Tagliani, a 28-year-old Canadian airlifted to the same hospital, was awake and alert with no serious injuries, CART said. He was expected to be hospitalized up to 48 hours.

Patrick Carpentier managed to avoid Zanardi as the Italian's car skidded on the track. The next car to zoom by was Tagliani's, and it plowed straight into Zanardi.

''I almost hit Zanardi,'' Carpentier said. ''He came up the track and I went sideways and almost hit the wall to avoid him. I didn't know that Tag had hit him. I knew somebody was going to hit him because he was going up the track and we were at full speed.''

Carpentier finished third, behind Team Rahal drivers Kenny Brack and Max Papis as the race ended under a yellow flag before 87,600 fans at the EuroSpeedway.

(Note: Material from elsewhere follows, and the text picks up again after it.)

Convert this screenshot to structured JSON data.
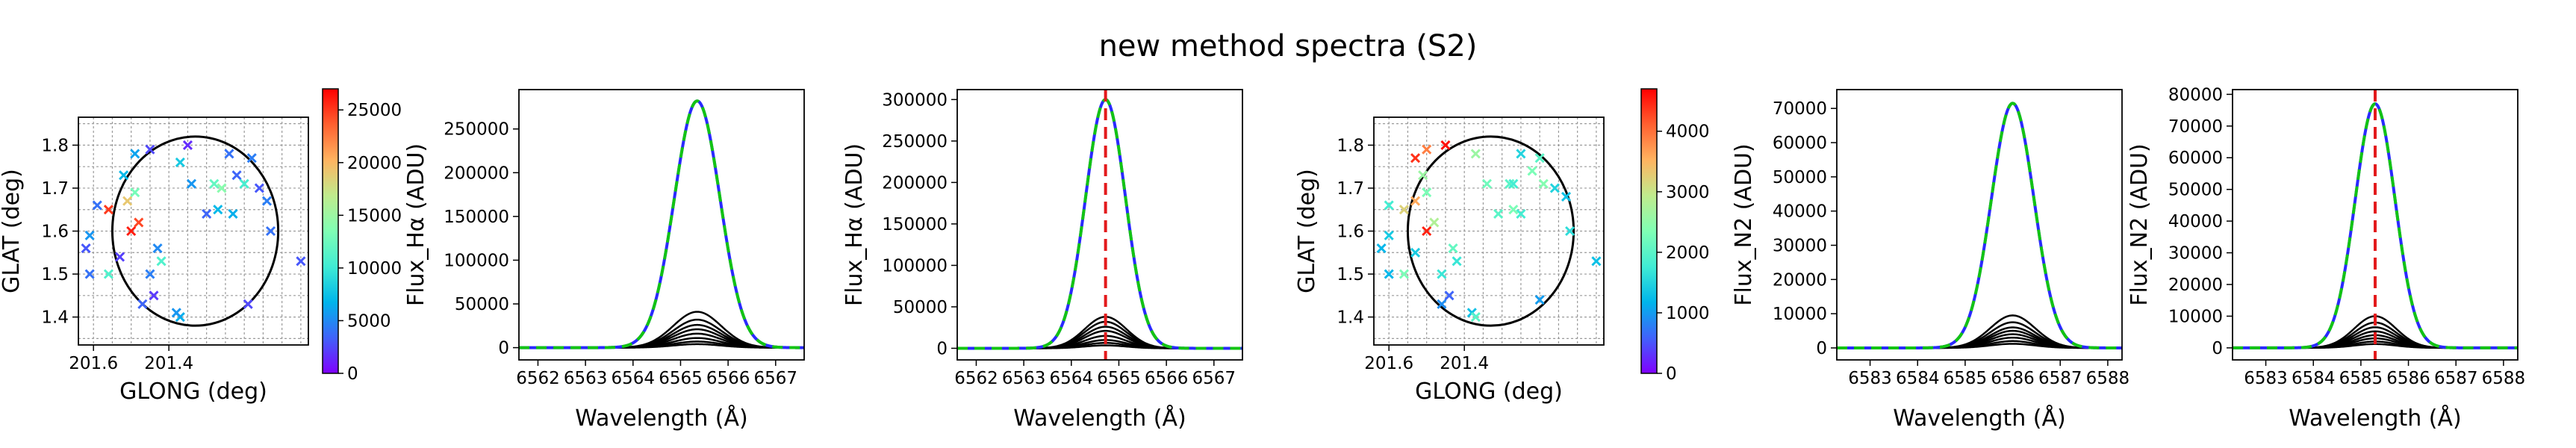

''We are devastated by the extent of Alex's injuries,'' Nunn said. ''But we are also so very thankful that he is on his way to surviving a tremendous impact. All of our thoughts and prayers are with Alex and his family.''

The race originally was called the German 500 and was to be broadcast on ESPN at 7:30 a.m. Saturday. On Friday, the name was changed to the American Memorial to honor victims of Tuesday's terrorist attacks, and ESPN said it would air the race Monday.

CART is one of the few major U.S.-based sports competing this weekend. The NFL and major league baseball called off all games, while NASCAR postponed its Winston Cup New Hampshire 300 and the Indy Racing League rescheduled its Chevy 500 in Texas.

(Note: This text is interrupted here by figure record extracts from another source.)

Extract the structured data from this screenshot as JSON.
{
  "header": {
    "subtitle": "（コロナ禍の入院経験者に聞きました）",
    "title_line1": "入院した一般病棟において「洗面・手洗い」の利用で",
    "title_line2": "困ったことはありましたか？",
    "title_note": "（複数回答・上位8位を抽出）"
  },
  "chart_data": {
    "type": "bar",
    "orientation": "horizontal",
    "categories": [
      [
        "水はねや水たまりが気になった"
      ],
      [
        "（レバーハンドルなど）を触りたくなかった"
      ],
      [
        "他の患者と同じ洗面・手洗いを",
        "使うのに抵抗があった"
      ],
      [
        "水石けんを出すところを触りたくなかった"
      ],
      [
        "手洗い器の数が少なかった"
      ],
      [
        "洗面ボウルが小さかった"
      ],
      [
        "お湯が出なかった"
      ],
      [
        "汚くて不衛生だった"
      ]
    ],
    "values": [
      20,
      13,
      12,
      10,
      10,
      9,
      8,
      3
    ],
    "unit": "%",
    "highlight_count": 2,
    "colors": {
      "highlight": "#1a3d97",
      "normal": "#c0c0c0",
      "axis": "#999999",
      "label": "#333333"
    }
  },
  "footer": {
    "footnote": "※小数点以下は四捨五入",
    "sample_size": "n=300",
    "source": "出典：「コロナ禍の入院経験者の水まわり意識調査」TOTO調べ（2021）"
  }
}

''Our thoughts and prayers are with Alex and his family,'' driver Adrian Fernandez said. ''It was a terrible accident and all we can do at the moment is pray. It just breaks my heart. We are thankful that Alex Tagliani seems to be OK. In light of all that has happened, our day seems trivial.''

Brack won his fourth race of the season and moved into the series lead.

''It's been a difficult week all week because of the events that have happened and what happened there at the end,'' he said.

Papis said: ''I pray for all the people in the United States and I pray for my friend Alessandro that he is going to be OK. It's very hard to say anything more.''

Zanardi, seeking his first victory this season, is one of CART's most high-profile and popular drivers.

He failed in his first try at Formula One in the early 1990s, and was a surprise pick to drive for Chip Ganassi in 1996 in CART. He was an immediate star in the Champ car series, winning Rookie of the Year honors, and then winning two straight championships in 1997-98 -- one of only three back-to-back CART champions ever.

He then left CART for another try at Formula One, but did not fare well with the Williams team and retired. After sitting out the 2000 season, he was lured back to CART by Nunn, his former engineer at Ganassi. Nunn started his own team last season.

Zanardi holds the modern CART record for points in a season, with 285 in 1998. He also holds the CART record for most consecutive poles (six), front row starts (11) and top-three finishes in a season (15).

Zanardi survived a serious F1 crash in Belgium in 1993, injuring his legs and back.

There was a memorial before the race for the U.S. victims and CART said it would donate $500,000 to the World Trade Center Relief Fund. In addition, the CART drivers association is giving $50,000 in relief aid.